Occorre, infine, tener presente la disciplina formulata negli artt. 431 e 433 c.p.p. ai fini della formazione del fascicolo per il dibattimento e del fascicolo del p.m. Tale disciplina conferisce al giudice delle indagini preliminari il potere di formulare le "prescrizioni" che devono guidare, dopo l'adozione del decreto che dispone il giudizio, la formazione da parte della cancelleria del fascicolo per il dibattimento, nel quale vengono raccolti gli atti elencati nell'art. 431, mentre gli atti diversi da quelli previsti dall'art. 431, insieme agli atti acquisiti nell'udienza preliminare ed al verbale dell'udienza, vengono trasmessi al p.m. ai fini della formazione del suo fascicolo. Anche da queste disposizioni risulta convalidata la tesi della completezza del fascicolo di cui il giudice per le indagini preliminari deve disporre ai fini dello svolgimento dell'udienza preliminare. Il fascicolo per il dibattimento, di cui all'art. 431, ed il fascicolo del p.m., di cui all'art. 433, raccolgono, infatti, l'intera documentazione assunta fino alla data del decreto che dispone il giudizio (non prevedendo la disciplina del processo la presenza di ulteriori fascicoli), ma tale documentazione non può non essere conosciuta dal giudice nella sua integralità, ove si voglia garantire allo stesso il potere, previsto dalla legge, di impartire, dopo il rinvio a giudizio, le "prescrizioni" volte a indirizzare la cancelleria sia ai fini della formazione del fascicolo per il dibattimento che ai fini della trasmissione degli atti residui al p.m.

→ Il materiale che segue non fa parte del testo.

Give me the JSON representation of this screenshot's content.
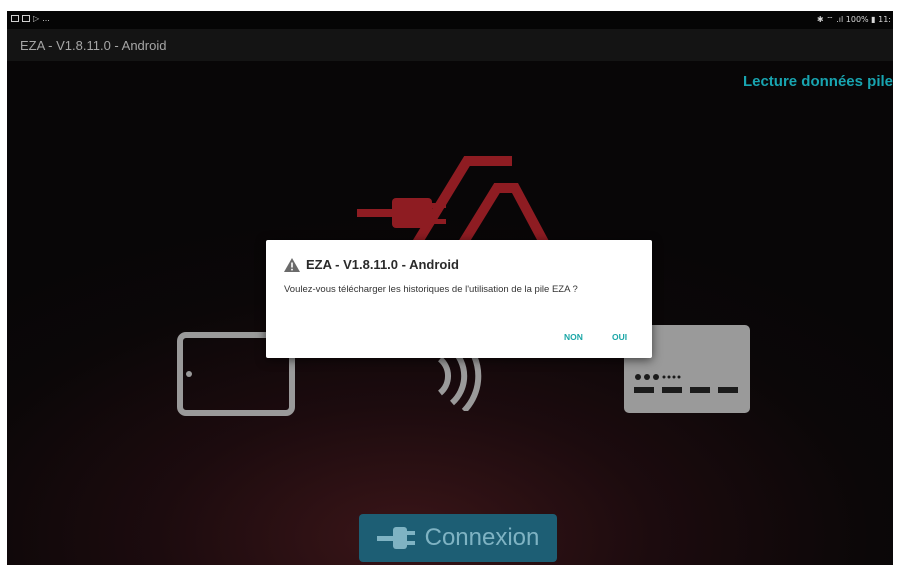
{
  "status_bar": {
    "right_text": "✱ ⌔ .ıl 100% ▮ 11:",
    "left_icons": [
      "image-icon",
      "cast-icon",
      "play-store-icon",
      "more-icon"
    ],
    "more_text": "..."
  },
  "app": {
    "title": "EZA - V1.8.11.0 - Android",
    "mode_label": "Lecture données pile"
  },
  "connect_button": {
    "label": "Connexion"
  },
  "dialog": {
    "title": "EZA - V1.8.11.0 - Android",
    "message": "Voulez-vous télécharger les historiques de l'utilisation de la pile EZA ?",
    "no_label": "NON",
    "yes_label": "OUI"
  },
  "colors": {
    "accent": "#18a4b0",
    "logo_red": "#8e1c22",
    "button_bg": "#1d5e74",
    "device_grey": "#9a9a9a"
  }
}
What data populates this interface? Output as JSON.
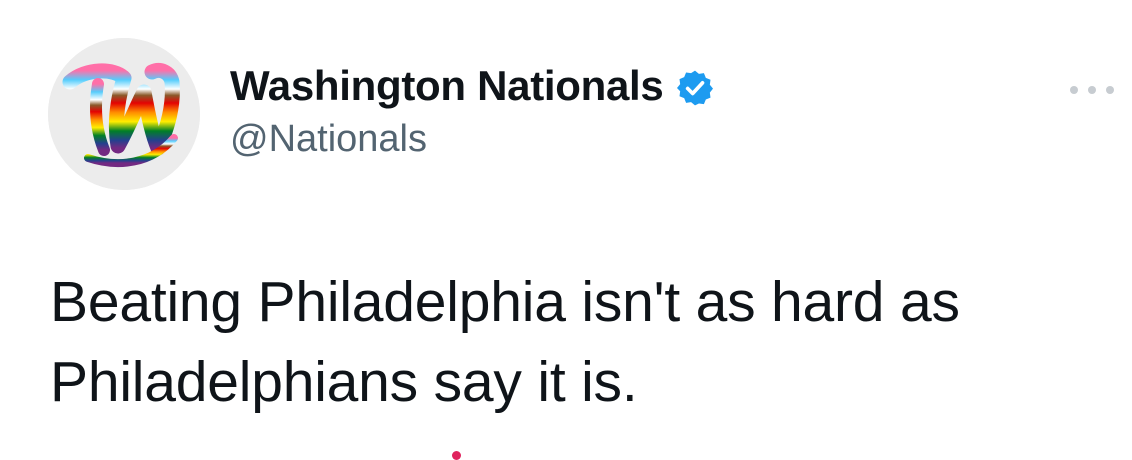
{
  "author": {
    "display_name": "Washington Nationals",
    "handle": "@Nationals",
    "verified": true,
    "avatar_icon": "nationals-rainbow-w-logo",
    "avatar_bg": "#ececec"
  },
  "tweet": {
    "text_lines": [
      "Beating Philadelphia isn't as hard as",
      "Philadelphians say it is."
    ]
  },
  "icons": {
    "verified": "verified-badge-icon",
    "more": "more-options-icon"
  },
  "colors": {
    "text_primary": "#0f1419",
    "text_secondary": "#536471",
    "verified_blue": "#1d9bf0",
    "menu_dots": "#c7ccd1"
  }
}
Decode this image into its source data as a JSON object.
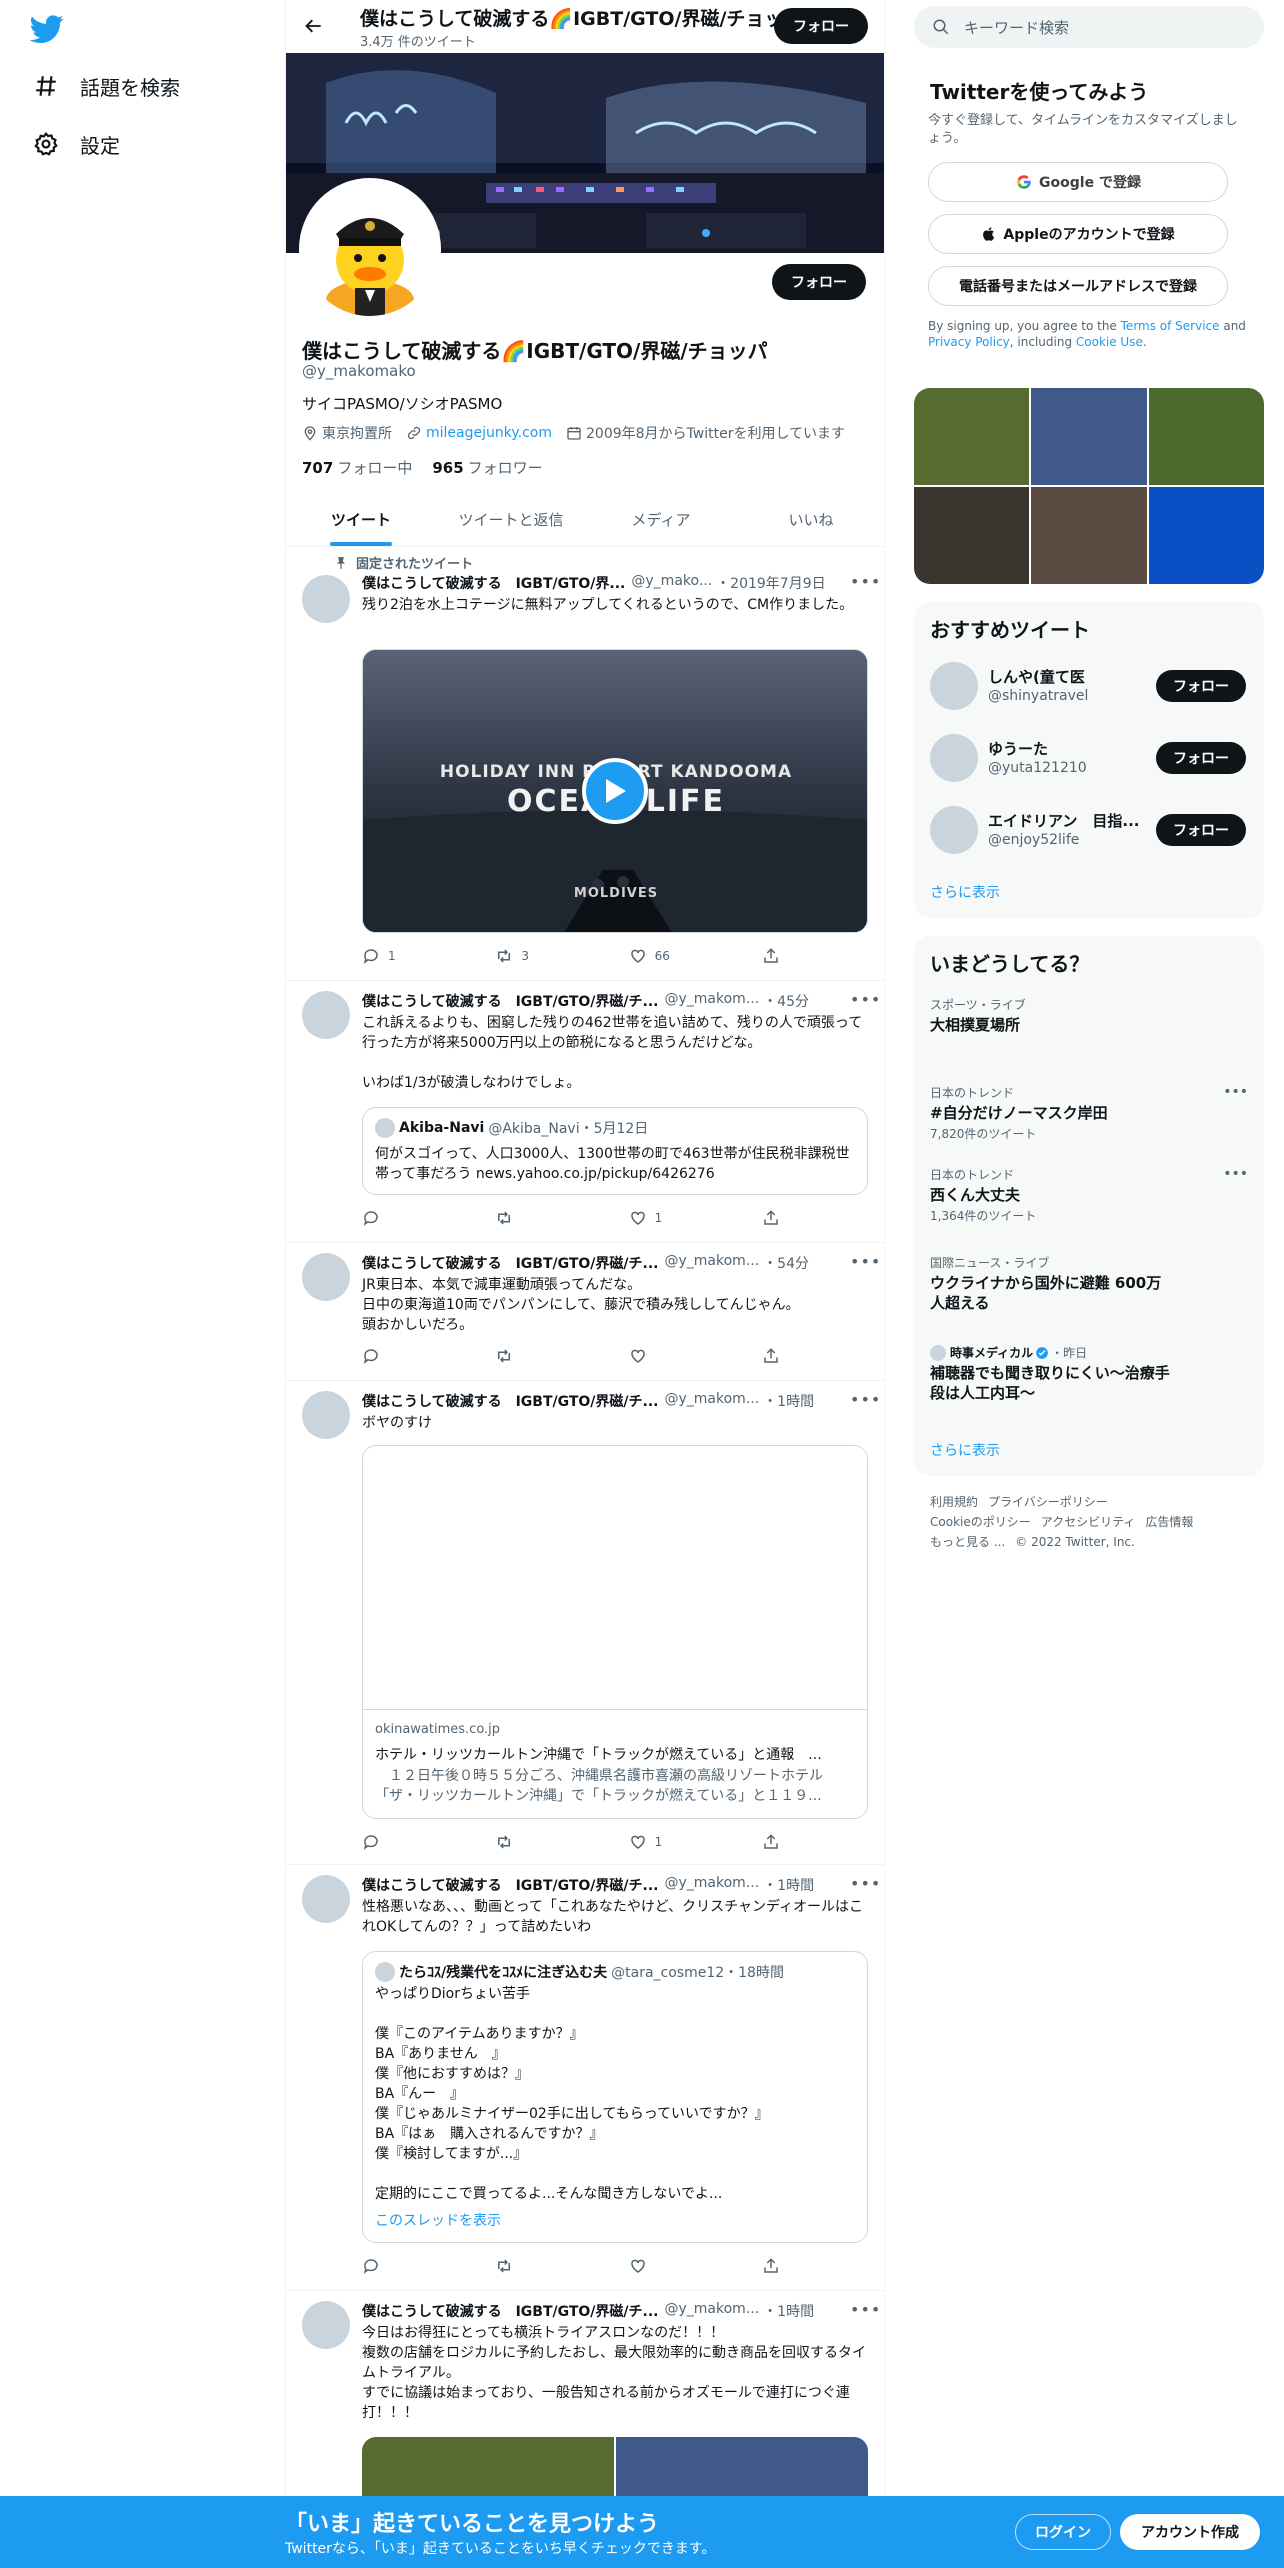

3. - Una volta riconosciuto che l'art. 416, secondo comma, c.p.p., nella sua corretta lettura, non conferisce al p.m. un potere di scelta degli atti da trasmettere al giudice per le indagini preliminari insieme con la richiesta di rinvio a giudizio, imponendo allo stesso p.m. l'obbligo di trasmettere l'intera documentazione raccolta nel corso delle indagini, vengono a cadere le censure formulate con l'ordinanza di rimessione in riferimento sia all'art. 24 che agli artt. 101 e 102 Cost. La trasmissione dell'intero fascicolo processuale da parte del p.m. comporta, infatti, da un lato, che nessun atto inerente alle indagini espletate fino all'udienza preliminare possa essere sottratto alla piena conoscenza delle parti; dall'altro, che nessuna indebita limitazione possa essere apposta alla cognizione del giudice per le indagini preliminari ai fini dell'adozione delle determinazioni allo stesso spettanti.

 

per questi motivi

LA CORTE COSTITUZIONALE

 

Dichiara non fondata la questione di legittimità costituzionale sollevata, con l'ordinanza di cui in epigrafe, nei confronti dell'art. 416, secondo comma, c.p.p., in relazione agli artt. 24, 101 e 102 della Costituzione.

Così deciso in Roma, nella sede della Corte costituzionale, Palazzo della Consulta, 20 marzo 1991.

 

Aldo CORASANITI - Giuseppe BORZELLINO - Francesco GRECO - Ugo SPAGNOLI - Francesco Paolo CASAVOLA - Antonio BALDASSARRE - Vincenzo CAIANIELLO - Mauro FERRI - Luigi MENGONI - Enzo CHELI - Renato GRANATA - Giuliano VASSALLI.

 

Depositata in cancelleria il 5 aprile 1991.